The ratings agency has released a report that suggests that the RMBS market, which underpins funding for lenders across Australia, has resisted the surge of potentially risky borrowers into the market because of an increase in lending standards.
RLOs have been debated in Parliament in recent months, with the government pushing for them to be loosened, but according to S&P, it is the higher level of regulatory oversight from APRA that has allowed for a large number of first home buyers to be supported by the market without a drop-off in RMBS standards.
“In response to the different grants offered by the government aimed towards first home buyers, we did see a lot of them rush into the market and for a period, they did comprise a high proportion of new lending,” explained Erin Kitson, RMBS analyst at S&P Ratings.
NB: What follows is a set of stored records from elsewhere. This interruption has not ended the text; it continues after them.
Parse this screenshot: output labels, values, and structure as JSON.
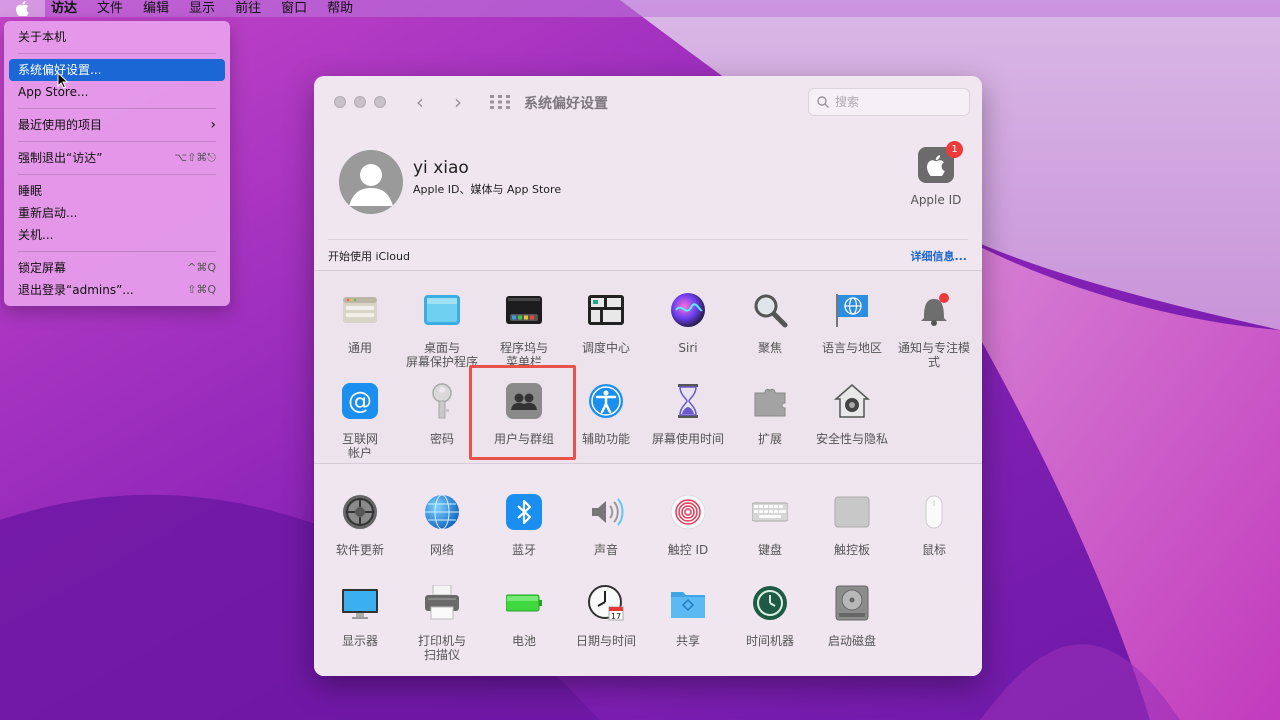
{
  "menubar": {
    "items": [
      "访达",
      "文件",
      "编辑",
      "显示",
      "前往",
      "窗口",
      "帮助"
    ]
  },
  "apple_menu": {
    "about": "关于本机",
    "system_prefs": "系统偏好设置...",
    "app_store": "App Store...",
    "recent_items": "最近使用的项目",
    "force_quit": "强制退出“访达”",
    "force_quit_shortcut": "⌥⇧⌘⎋",
    "sleep": "睡眠",
    "restart": "重新启动...",
    "shutdown": "关机...",
    "lock_screen": "锁定屏幕",
    "lock_shortcut": "^⌘Q",
    "logout": "退出登录“admins”...",
    "logout_shortcut": "⇧⌘Q"
  },
  "window": {
    "title": "系统偏好设置",
    "search_placeholder": "搜索"
  },
  "user": {
    "name": "yi xiao",
    "subtitle": "Apple ID、媒体与 App Store",
    "apple_id_label": "Apple ID",
    "badge_count": "1"
  },
  "icloud": {
    "prompt": "开始使用 iCloud",
    "details": "详细信息..."
  },
  "panes_row1": [
    {
      "label": "通用",
      "icon": "general-icon"
    },
    {
      "label": "桌面与\n屏幕保护程序",
      "icon": "desktop-icon"
    },
    {
      "label": "程序坞与\n菜单栏",
      "icon": "dock-icon"
    },
    {
      "label": "调度中心",
      "icon": "mission-control-icon"
    },
    {
      "label": "Siri",
      "icon": "siri-icon"
    },
    {
      "label": "聚焦",
      "icon": "spotlight-icon"
    },
    {
      "label": "语言与地区",
      "icon": "language-icon"
    },
    {
      "label": "通知与专注模式",
      "icon": "notifications-icon"
    }
  ],
  "panes_row2": [
    {
      "label": "互联网\n帐户",
      "icon": "internet-accounts-icon"
    },
    {
      "label": "密码",
      "icon": "passwords-icon"
    },
    {
      "label": "用户与群组",
      "icon": "users-groups-icon"
    },
    {
      "label": "辅助功能",
      "icon": "accessibility-icon"
    },
    {
      "label": "屏幕使用时间",
      "icon": "screen-time-icon"
    },
    {
      "label": "扩展",
      "icon": "extensions-icon"
    },
    {
      "label": "安全性与隐私",
      "icon": "security-icon"
    }
  ],
  "panes_row3": [
    {
      "label": "软件更新",
      "icon": "software-update-icon"
    },
    {
      "label": "网络",
      "icon": "network-icon"
    },
    {
      "label": "蓝牙",
      "icon": "bluetooth-icon"
    },
    {
      "label": "声音",
      "icon": "sound-icon"
    },
    {
      "label": "触控 ID",
      "icon": "touch-id-icon"
    },
    {
      "label": "键盘",
      "icon": "keyboard-icon"
    },
    {
      "label": "触控板",
      "icon": "trackpad-icon"
    },
    {
      "label": "鼠标",
      "icon": "mouse-icon"
    }
  ],
  "panes_row4": [
    {
      "label": "显示器",
      "icon": "displays-icon"
    },
    {
      "label": "打印机与\n扫描仪",
      "icon": "printers-icon"
    },
    {
      "label": "电池",
      "icon": "battery-icon"
    },
    {
      "label": "日期与时间",
      "icon": "date-time-icon"
    },
    {
      "label": "共享",
      "icon": "sharing-icon"
    },
    {
      "label": "时间机器",
      "icon": "time-machine-icon"
    },
    {
      "label": "启动磁盘",
      "icon": "startup-disk-icon"
    }
  ],
  "calendar_day": "17",
  "colors": {
    "accent": "#1b67d6",
    "highlight_box": "#e8524a",
    "badge": "#ef3b3b"
  }
}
“That has happened before. Quite often governments will use home owner grants to get first home buyers into the economy, particularly into new build properties, because that has multiple stimulatory effects in terms of creating construction jobs.”
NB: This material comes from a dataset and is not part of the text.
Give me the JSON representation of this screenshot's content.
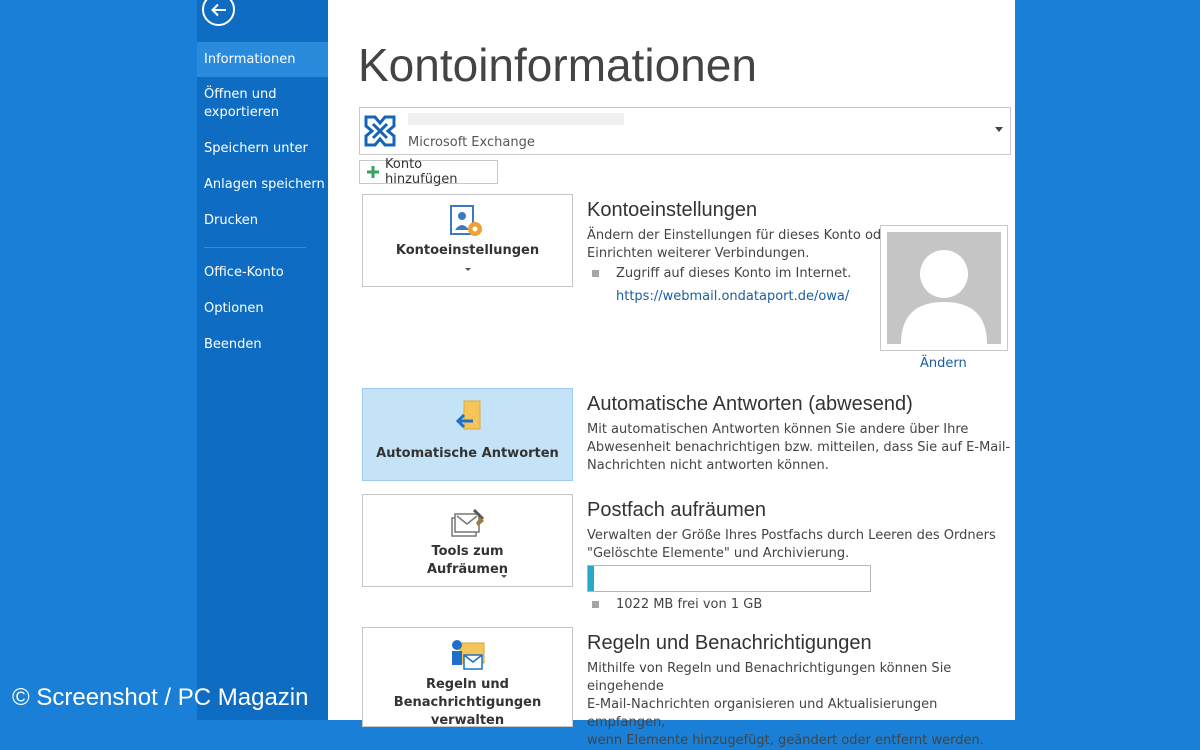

“That method has been used before – after the financial crisis, home owner grants were used for the same broader fiscal purpose.”
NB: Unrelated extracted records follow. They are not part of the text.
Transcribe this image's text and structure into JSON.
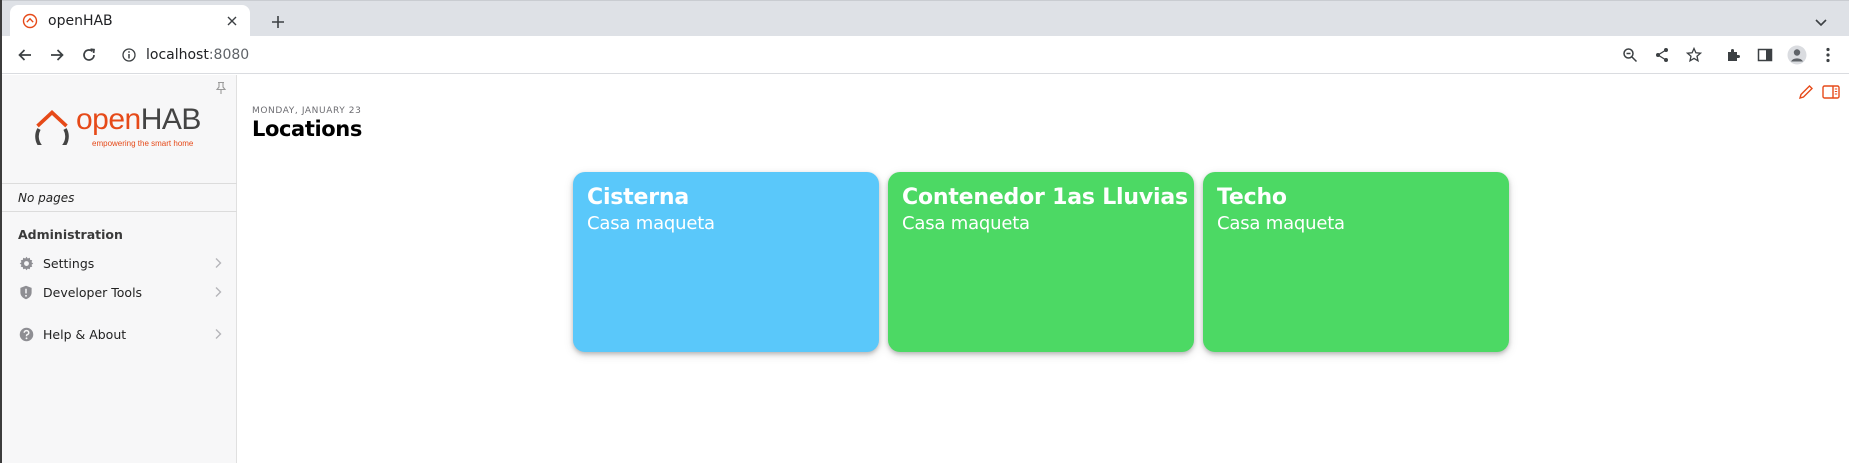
{
  "browser": {
    "tab": {
      "title": "openHAB"
    },
    "url": {
      "host": "localhost",
      "port": ":8080"
    }
  },
  "sidebar": {
    "logo": {
      "name_part1": "open",
      "name_part2": "HAB",
      "tagline": "empowering the smart home"
    },
    "no_pages": "No pages",
    "admin_title": "Administration",
    "items": [
      {
        "label": "Settings",
        "icon": "gear-icon"
      },
      {
        "label": "Developer Tools",
        "icon": "shield-icon"
      },
      {
        "label": "Help & About",
        "icon": "question-icon"
      }
    ]
  },
  "main": {
    "date": "MONDAY, JANUARY 23",
    "title": "Locations",
    "cards": [
      {
        "title": "Cisterna",
        "subtitle": "Casa maqueta",
        "color": "#5ac8fa"
      },
      {
        "title": "Contenedor 1as Lluvias",
        "subtitle": "Casa maqueta",
        "color": "#4cd964"
      },
      {
        "title": "Techo",
        "subtitle": "Casa maqueta",
        "color": "#4cd964"
      }
    ]
  },
  "colors": {
    "accent": "#e64a19",
    "blue_card": "#5ac8fa",
    "green_card": "#4cd964"
  }
}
“From a credit risk perspective, when we look through an RMBS lens, we apply a higher assessment of risk to first home buyer loans because they don’t have the credit history that people who have been in the market for a while have.”
With higher portion of first home buyers can also come a higher portion of so-called ‘junk mortgages’, where people who have not demonstrated their creditworthiness get home loans that otherwise they might not have received, creating a situation similar to that which cause the subprime mortgage crisis in the United States and ultimately contributed to the GFC.
According to Kitson, however, lending standards have built a structure where first home buyers can enter the market without as much incumbent risk.
“In terms of comparisons to the US subprime, I don’t think that is the case here, and that’s underpinned by the lending standards here,” explains Kitson.
“In the RMBS sector, we have a mix of lenders, from major banks to non-banks and right through to regional banks. It’s quite a cross section of lenders who use securitisation as a funding tool.”
“Certainly, since 2014, lending standards have generally improved across the RMBS sector. That’s been in response to increasing regulatory prescriptiveness.
“By that I mean specifically APRA’s guidance: APRA has become more proscriptive in its guidance around mortgage lending and what it expects to see in debt serviceability calculations.”
“There’s the 2.5% interest rate buffer, to make sure that borrowers are being assessed on the expense side on the basis of expenses being an index along with the declared expenses of the borrower.
“There has been a number of improvements and increases in prescriptiveness in terms of what regulators expect in debt serviceability and assessments undertaken by mortgage lenders.”
“In response to that, what we have seen is greater convergence across lenders in line with those regulatory expectations.”
“That’s really important in terms of our Australian context: our household indebtedness is on the higher end of international comparisons, and given the environment that we’re in where interest rates are going to be lower for longer, clearly that puts a lot of upward pressure on house prices.”
“It’s really important that those lending standards, which have been improving over time, are maintained so that the ongoing stable performance that we have seen in mortgage arrears across the Australian market is sustained.”